CAUSE FOR CELEBRATION? A Cleveland PLAIN DEALER editorial states that the Indians "acted wisely" in retiring Chief Wahoo, as he should have "made his exit years ago." The decision was a "brave move by the Indians organization" and by Dolan, as fans "loved the Chief" (Cleveland PLAIN DEALER, 1/30). In Toledo, David Briggs writes, "Give the Indians credit for (finally) making the right one." The team "did right here," as it was a "needed step forward" (Toledo BLADE, 1/30). However, THE RINGER's Michael Baumann wrote while "removing Chief Wahoo is as welcome as it is overdue," neither MLB nor the club "deserves praise for almost reaching a bare minimum standard of taste and decency" (THERINGER.com, 1/29). YAHOO SPORTS' Jeff Passan wrote the removal was "far too late." This "isn’t about political correctness run amok." It is about "right and wrong" and is a "clear moral choice" (SPORTS.YAHOO.com, 1/29).

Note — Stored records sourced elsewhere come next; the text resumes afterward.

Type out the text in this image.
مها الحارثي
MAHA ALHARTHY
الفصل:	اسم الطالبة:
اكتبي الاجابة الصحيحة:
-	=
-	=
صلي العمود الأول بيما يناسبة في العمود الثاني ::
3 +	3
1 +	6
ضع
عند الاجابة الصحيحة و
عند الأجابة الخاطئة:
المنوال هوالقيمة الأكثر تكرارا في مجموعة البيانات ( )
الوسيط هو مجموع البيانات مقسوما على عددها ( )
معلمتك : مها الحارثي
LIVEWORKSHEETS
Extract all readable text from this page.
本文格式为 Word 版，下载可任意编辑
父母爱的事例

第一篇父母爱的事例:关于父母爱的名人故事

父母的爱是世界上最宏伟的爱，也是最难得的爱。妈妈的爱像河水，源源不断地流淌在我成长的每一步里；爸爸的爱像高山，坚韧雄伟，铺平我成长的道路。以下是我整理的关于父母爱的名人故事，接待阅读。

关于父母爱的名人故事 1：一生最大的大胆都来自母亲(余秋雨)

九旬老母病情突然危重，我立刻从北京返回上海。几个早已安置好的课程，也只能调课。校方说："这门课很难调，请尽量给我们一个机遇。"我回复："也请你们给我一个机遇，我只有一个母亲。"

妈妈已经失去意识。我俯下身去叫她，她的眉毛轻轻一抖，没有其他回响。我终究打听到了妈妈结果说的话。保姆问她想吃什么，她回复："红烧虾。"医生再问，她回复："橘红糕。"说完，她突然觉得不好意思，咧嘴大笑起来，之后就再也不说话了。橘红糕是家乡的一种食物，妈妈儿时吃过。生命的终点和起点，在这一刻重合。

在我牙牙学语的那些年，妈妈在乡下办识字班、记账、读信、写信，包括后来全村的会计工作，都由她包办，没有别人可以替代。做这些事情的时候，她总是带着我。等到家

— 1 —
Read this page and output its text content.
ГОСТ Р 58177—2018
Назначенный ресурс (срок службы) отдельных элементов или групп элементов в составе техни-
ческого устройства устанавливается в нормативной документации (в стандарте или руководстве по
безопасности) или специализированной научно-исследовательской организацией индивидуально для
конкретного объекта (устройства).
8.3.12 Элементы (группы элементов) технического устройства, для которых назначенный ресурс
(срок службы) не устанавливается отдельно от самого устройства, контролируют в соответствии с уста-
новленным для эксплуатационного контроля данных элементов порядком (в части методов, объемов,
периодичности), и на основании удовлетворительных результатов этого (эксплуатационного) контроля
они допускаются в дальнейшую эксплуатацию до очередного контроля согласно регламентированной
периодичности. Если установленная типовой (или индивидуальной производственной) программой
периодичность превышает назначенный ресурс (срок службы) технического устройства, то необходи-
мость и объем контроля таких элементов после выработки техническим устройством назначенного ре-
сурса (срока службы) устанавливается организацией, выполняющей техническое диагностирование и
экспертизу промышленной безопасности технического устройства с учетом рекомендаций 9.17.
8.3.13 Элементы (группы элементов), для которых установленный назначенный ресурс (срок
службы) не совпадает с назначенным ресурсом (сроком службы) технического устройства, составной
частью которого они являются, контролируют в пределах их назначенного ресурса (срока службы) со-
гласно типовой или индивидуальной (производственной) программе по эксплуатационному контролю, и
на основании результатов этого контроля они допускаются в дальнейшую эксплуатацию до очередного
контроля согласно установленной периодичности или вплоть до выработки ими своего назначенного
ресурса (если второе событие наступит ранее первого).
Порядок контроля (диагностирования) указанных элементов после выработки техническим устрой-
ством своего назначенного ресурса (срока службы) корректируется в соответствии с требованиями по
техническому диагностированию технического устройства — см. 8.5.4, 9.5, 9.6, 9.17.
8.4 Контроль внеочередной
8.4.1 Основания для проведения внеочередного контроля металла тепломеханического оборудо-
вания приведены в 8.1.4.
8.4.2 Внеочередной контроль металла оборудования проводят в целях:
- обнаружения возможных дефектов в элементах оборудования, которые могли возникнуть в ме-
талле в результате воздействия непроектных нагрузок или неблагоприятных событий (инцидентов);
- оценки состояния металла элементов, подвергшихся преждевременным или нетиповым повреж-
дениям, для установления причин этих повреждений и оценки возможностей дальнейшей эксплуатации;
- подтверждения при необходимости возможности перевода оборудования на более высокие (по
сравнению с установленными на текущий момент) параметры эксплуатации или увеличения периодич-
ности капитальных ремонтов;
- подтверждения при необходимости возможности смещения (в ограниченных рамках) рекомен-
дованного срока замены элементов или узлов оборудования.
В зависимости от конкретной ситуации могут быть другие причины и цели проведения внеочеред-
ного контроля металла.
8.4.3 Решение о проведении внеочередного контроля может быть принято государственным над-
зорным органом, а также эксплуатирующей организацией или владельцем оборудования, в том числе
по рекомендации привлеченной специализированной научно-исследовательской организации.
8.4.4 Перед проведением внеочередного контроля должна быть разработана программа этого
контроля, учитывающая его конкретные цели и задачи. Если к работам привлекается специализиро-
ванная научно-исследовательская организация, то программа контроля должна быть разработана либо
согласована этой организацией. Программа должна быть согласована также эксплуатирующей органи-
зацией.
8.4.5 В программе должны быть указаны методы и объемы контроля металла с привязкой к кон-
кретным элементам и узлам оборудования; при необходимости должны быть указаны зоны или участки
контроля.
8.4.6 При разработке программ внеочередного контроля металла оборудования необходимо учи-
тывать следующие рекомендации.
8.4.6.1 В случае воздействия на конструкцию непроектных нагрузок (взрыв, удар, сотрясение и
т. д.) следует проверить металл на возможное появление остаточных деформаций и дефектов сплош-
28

NO TIME LIKE THE PRESENT: In Tampa, Tom Jones writes, "On one hand, you want to applaud the Indians for taking steps to get rid of this divisive emblem." Then again, they "aren't really getting rid of it" completely. It feels like the Indians are "making matters worse by really not doing much at all" (TAMPA BAY TIMES, 1/30). TBS’ Conan O’Brien noted the change comes after "numerous complaints from Native-Americans." O'Brien: "The Indians said, ‘We realized our mascot is really offensive and racially insensitive, so we're going to wait a year and then get rid of it” (“Conan,” TBS, 1/29). NBC's Jimmy Fallon: "They admitted that the logo is extremely offensive, so they're only going to wear it for 162 more games” (“The Tonight Show,” NBC, 1/29).